Il s’agitait et semblait sortir enfin des limbes de sa soirée trop arrosée de la veille.
— Après tout, ajouta-t-il en se levant et en se dirigeant vers la porte, sans que son père lui ait signifié que l’entretien était terminé comme c’était l’usage, tu n’as qu’à confier cette responsabilité à Julien, il s’en sortira sûrement mieux que moi.
***
— Dis donc, Cricri, quand est-ce que tu me les rends, les sous que tu me dois ? Ça commence à urger, lança Juliette à son amie, en baissant les yeux vers le verre de grenadine qu’elle buvait avec une paille.
— Je sais, ma grande… Dès qu’on a la paie, je te promets, tu auras ce que tu m’as prêté.
Les deux collègues et amies, comme souvent à la belle saison, s’étaient attablées à la terrasse d’un des cafés du village, en sortant de leur travail.
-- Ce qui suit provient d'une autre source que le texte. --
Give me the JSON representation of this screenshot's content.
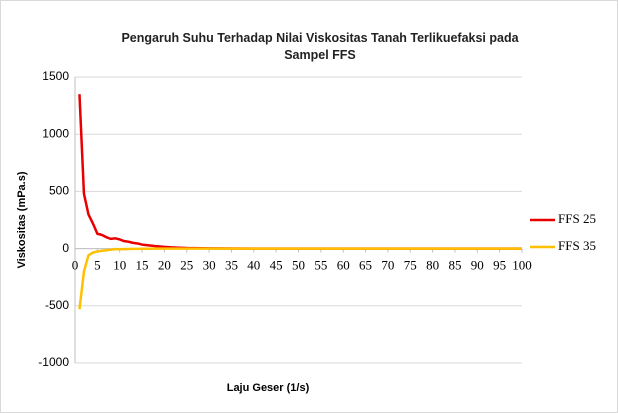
{
  "chart_data": {
    "type": "line",
    "title": "Pengaruh Suhu Terhadap Nilai Viskositas Tanah Terlikuefaksi pada Sampel FFS",
    "x_label": "Laju Geser (1/s)",
    "y_label": "Viskositas (mPa.s)",
    "x": [
      1,
      2,
      3,
      4,
      5,
      6,
      7,
      8,
      9,
      10,
      11,
      12,
      13,
      14,
      15,
      16,
      18,
      20,
      22,
      25,
      30,
      35,
      40,
      50,
      60,
      70,
      80,
      90,
      100
    ],
    "series": [
      {
        "name": "FFS 25",
        "color": "#e80000",
        "values": [
          1350,
          480,
          300,
          220,
          130,
          120,
          100,
          85,
          90,
          80,
          65,
          60,
          50,
          45,
          35,
          30,
          22,
          15,
          10,
          5,
          2,
          1,
          0,
          0,
          0,
          0,
          0,
          0,
          0
        ]
      },
      {
        "name": "FFS 35",
        "color": "#ffc000",
        "values": [
          -530,
          -200,
          -60,
          -35,
          -25,
          -20,
          -15,
          -10,
          -5,
          -5,
          -5,
          -3,
          -2,
          -2,
          -1,
          -1,
          0,
          0,
          0,
          0,
          0,
          0,
          0,
          0,
          0,
          0,
          0,
          0,
          0
        ]
      }
    ],
    "xlim": [
      0,
      100
    ],
    "xticks": [
      0,
      5,
      10,
      15,
      20,
      25,
      30,
      35,
      40,
      45,
      50,
      55,
      60,
      65,
      70,
      75,
      80,
      85,
      90,
      95,
      100
    ],
    "ylim": [
      -1000,
      1500
    ],
    "yticks": [
      -1000,
      -500,
      0,
      500,
      1000,
      1500
    ],
    "grid": true,
    "legend": "right"
  }
}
Ce jour-là, contrairement à leur habitude, elles parlaient peu, écrasées par la chaleur qui ne baissait toujours pas en ce début de soirée. D’ordinaire, elles échangeaient leurs impressions sur la journée écoulée, discutaient de leurs collègues du service de comptabilité où elles occupaient toutes deux un poste, les critiquaient parfois, gentiment ou bien de manière plus sévère. Juliette surtout avait le chic pour épingler les travers des uns et des autres et elle faisait souvent hurler de rire les assemblées dans lesquelles elle se trouvait en imitant tel ou tel employé de la maison Debrezac. Mais cela n’était jamais bien méchant, car au fond, il n’y avait pas plus brave fille qu’elle. Or, ce soir-là, elle semblait se concentrer pensivement sur sa grenadine. Cricri, prénommée Christine en réalité, lui fit remarquer :
— Juju, combien de fois t’ai-je demandé de ne pas faire ces horribles glouglous avec la paille quand tu arrives au fond de ton verre ? Je t’assure, ce n’est pas très élégant !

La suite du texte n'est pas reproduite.